Key Architectural Influences

This paper explores how architectural elements such as hidden size, the ratio of MLP to attention, and Grouped Query Attention (GQA) impact both inference efficiency and accuracy. The models trained range from 80M to 3B parameters, assessed across varying hidden sizes and MLP-to-attention ratios.

Inference Throughput

Larger hidden sizes and higher MLP-to-attention ratios have been shown to improve inference throughput. As depicted in Figure 1, these configurations decrease the total number of FLOPs required for inference, consequently improving the throughput.

Figure 1: Inference throughput vs hidden size $d = d_\text{model}$ , showing increased throughput with larger hidden sizes for varying batch sizes.

Conditional Scaling Laws

Extending Chinchilla Scaling Laws

Building upon the Chinchilla scaling laws, this research introduces conditional scaling laws that incorporate architectural parameters, creating a framework for predicting optimal architectural choices under fixed computational budgets.

Predictive Validity

The validity of these conditional scaling laws is confirmed by their low mean squared error (MSE) and high Spearman correlation across models of varying sizes (80M to 1B), as showcased in Figure 2.

Figure 2: Predictive performance of conditional scaling laws, demonstrating consistent low MSE and high Spearman correlation across model scales.

Framework for Architecture Search

Optimization of Design

The paper outlines a lightweight framework for identifying model architectures that achieve a balance between inference efficiency and performance. This involves solving an optimization problem to maximize inference efficiency while satisfying a loss constraint, as supported by the conditional scaling law.

Experimentation and Results

Superior Model Configurations

The trained models, notably Panda-1B and Surefire-1B, demonstrated up to 42% higher inference throughput alongside improved accuracy over baseline models such as LLaMA-3.2. Specifically, Panda-1B and Panda-3B achieved higher task performance while maintaining or reducing training loss, verified through extensive downstream tasks evaluations listed in the supplementary tables.

Figure 3: Results for 1B and 3B models showing Panda-1B following scaling law predictions for minimizing training loss and Surefire models achieving higher throughput than baseline models.

Comparisons and Explorations

The experimental results suggest that incorporating both empirical findings and scaling laws can effectively guide the creation of efficient LLM architectures, ensuring optimal resource utilization.
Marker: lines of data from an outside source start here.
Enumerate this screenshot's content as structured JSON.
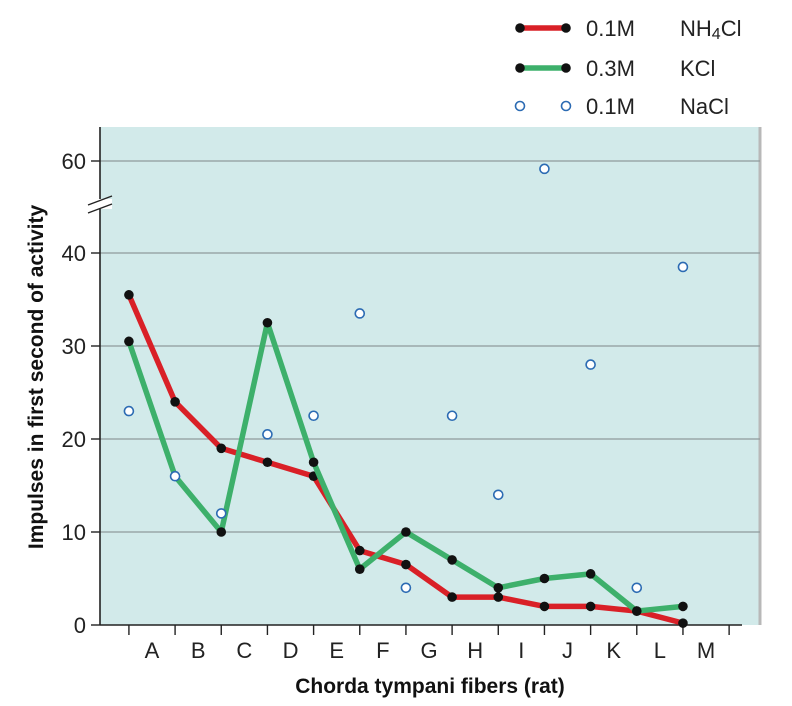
{
  "chart_data": {
    "type": "line",
    "xlabel": "Chorda tympani fibers (rat)",
    "ylabel": "Impulses in first second of activity",
    "categories": [
      "A",
      "B",
      "C",
      "D",
      "E",
      "F",
      "G",
      "H",
      "I",
      "J",
      "K",
      "L",
      "M"
    ],
    "y_ticks": [
      "0",
      "10",
      "20",
      "30",
      "40",
      "60"
    ],
    "y_axis_break": "between 40 and 60",
    "grid": "horizontal",
    "legend_position": "top-right",
    "series": [
      {
        "name": "0.1M NH4Cl",
        "concentration": "0.1M",
        "salt_main": "NH",
        "salt_sub": "4",
        "salt_tail": "Cl",
        "color": "#d92027",
        "style": "line-with-points",
        "x": [
          -0.5,
          0.5,
          1.5,
          2.5,
          3.5,
          4.5,
          5.5,
          6.5,
          7.5,
          8.5,
          9.5,
          10.5,
          11.5
        ],
        "values": [
          35.5,
          24,
          19,
          17.5,
          16,
          8,
          6.5,
          3,
          3,
          2,
          2,
          1.5,
          0.2
        ]
      },
      {
        "name": "0.3M KCl",
        "concentration": "0.3M",
        "salt_main": "KCl",
        "color": "#3db06b",
        "style": "line-with-points",
        "x": [
          -0.5,
          0.5,
          1.5,
          2.5,
          3.5,
          4.5,
          5.5,
          6.5,
          7.5,
          8.5,
          9.5,
          10.5,
          11.5
        ],
        "values": [
          30.5,
          16,
          10,
          32.5,
          17.5,
          6,
          10,
          7,
          4,
          5,
          5.5,
          1.5,
          2
        ]
      },
      {
        "name": "0.1M NaCl",
        "concentration": "0.1M",
        "salt_main": "NaCl",
        "color": "#2c6bb3",
        "style": "open-markers",
        "x": [
          -0.5,
          0.5,
          1.5,
          2.5,
          3.5,
          4.5,
          5.5,
          6.5,
          7.5,
          8.5,
          9.5,
          10.5,
          11.5
        ],
        "values": [
          23,
          16,
          12,
          20.5,
          22.5,
          33.5,
          4,
          22.5,
          14,
          58,
          28,
          4,
          38.5
        ]
      }
    ]
  }
}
Furthermore, the paper emphasizes the robustness of scaling laws in predicting performance improvements through architectural variations.
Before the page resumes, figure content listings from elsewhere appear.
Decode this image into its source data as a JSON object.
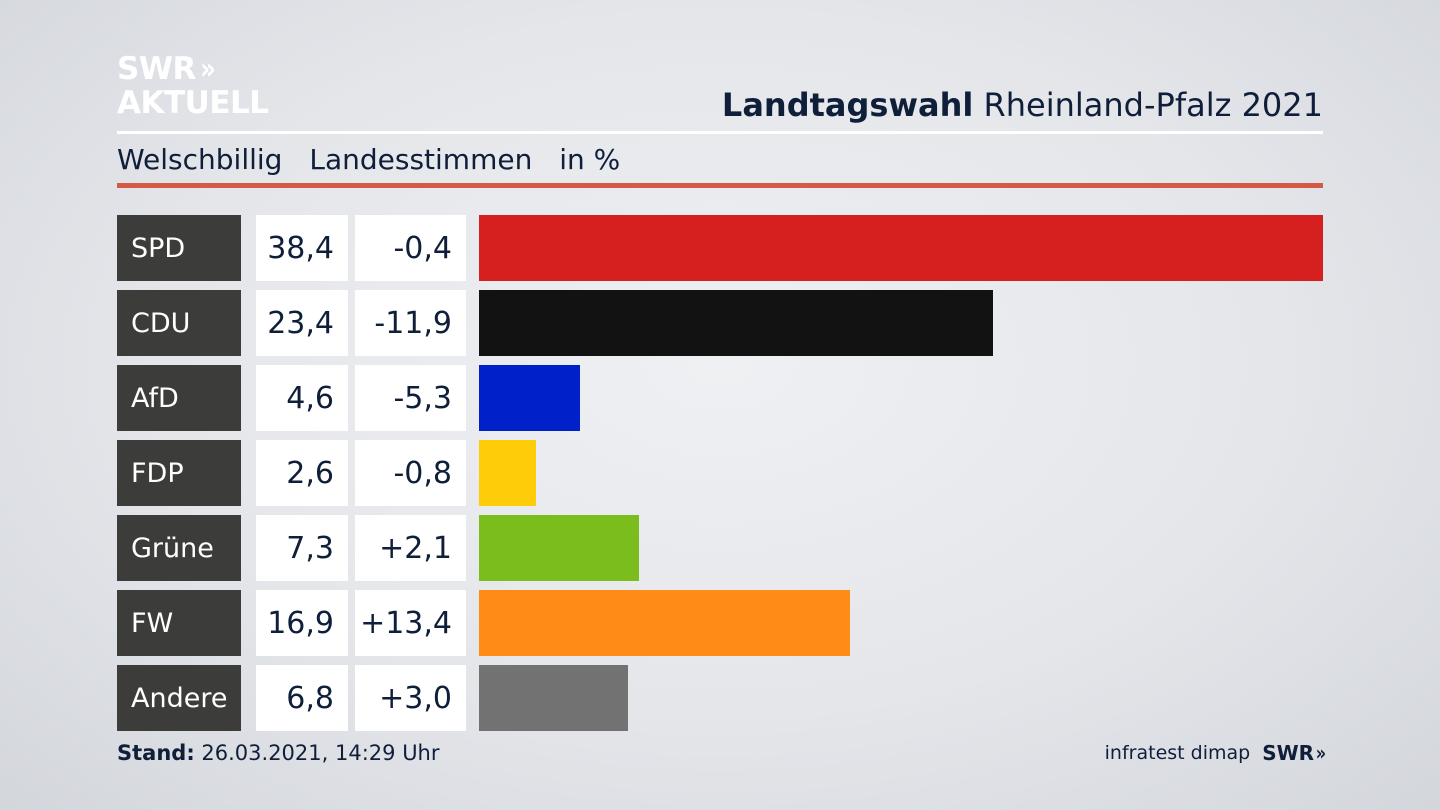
{
  "logo": {
    "line1": "SWR",
    "line2": "AKTUELL",
    "chevrons": "»"
  },
  "header": {
    "title_bold": "Landtagswahl",
    "title_rest": "Rheinland-Pfalz 2021"
  },
  "subheader": {
    "place": "Welschbillig",
    "measure": "Landesstimmen",
    "unit": "in %"
  },
  "footer": {
    "stand_label": "Stand:",
    "stand_value": "26.03.2021, 14:29 Uhr",
    "source": "infratest dimap",
    "brand": "SWR",
    "brand_chevrons": "»"
  },
  "chart_data": {
    "type": "bar",
    "orientation": "horizontal",
    "categories": [
      "SPD",
      "CDU",
      "AfD",
      "FDP",
      "Grüne",
      "FW",
      "Andere"
    ],
    "values": [
      38.4,
      23.4,
      4.6,
      2.6,
      7.3,
      16.9,
      6.8
    ],
    "value_labels": [
      "38,4",
      "23,4",
      "4,6",
      "2,6",
      "7,3",
      "16,9",
      "6,8"
    ],
    "changes": [
      -0.4,
      -11.9,
      -5.3,
      -0.8,
      2.1,
      13.4,
      3.0
    ],
    "change_labels": [
      "-0,4",
      "-11,9",
      "-5,3",
      "-0,8",
      "+2,1",
      "+13,4",
      "+3,0"
    ],
    "colors": [
      "#d62020",
      "#121212",
      "#0021c9",
      "#ffcc0a",
      "#7abd1d",
      "#ff8c16",
      "#727272"
    ],
    "xlim": [
      0,
      38.4
    ],
    "grid": false
  }
}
Limitations and Future Research

The analysis was predominantly focused on dense model architectures, with Mixture-of-Experts (MoE) models necessitating further exploration for scalability in inference efficiency. Future investigations should extend these findings to broader model classes and consider distinct hyperparameter requirements for differing architectures.

Conclusion

By leveraging conditional scaling laws and architectural influence, the paper establishes a comprehensive approach to optimizing LLMs for inference efficiency. This research sets a precedent for ongoing advancements in balancing computational cost with performance, critical for deploying scalable AI systems in real-world applications.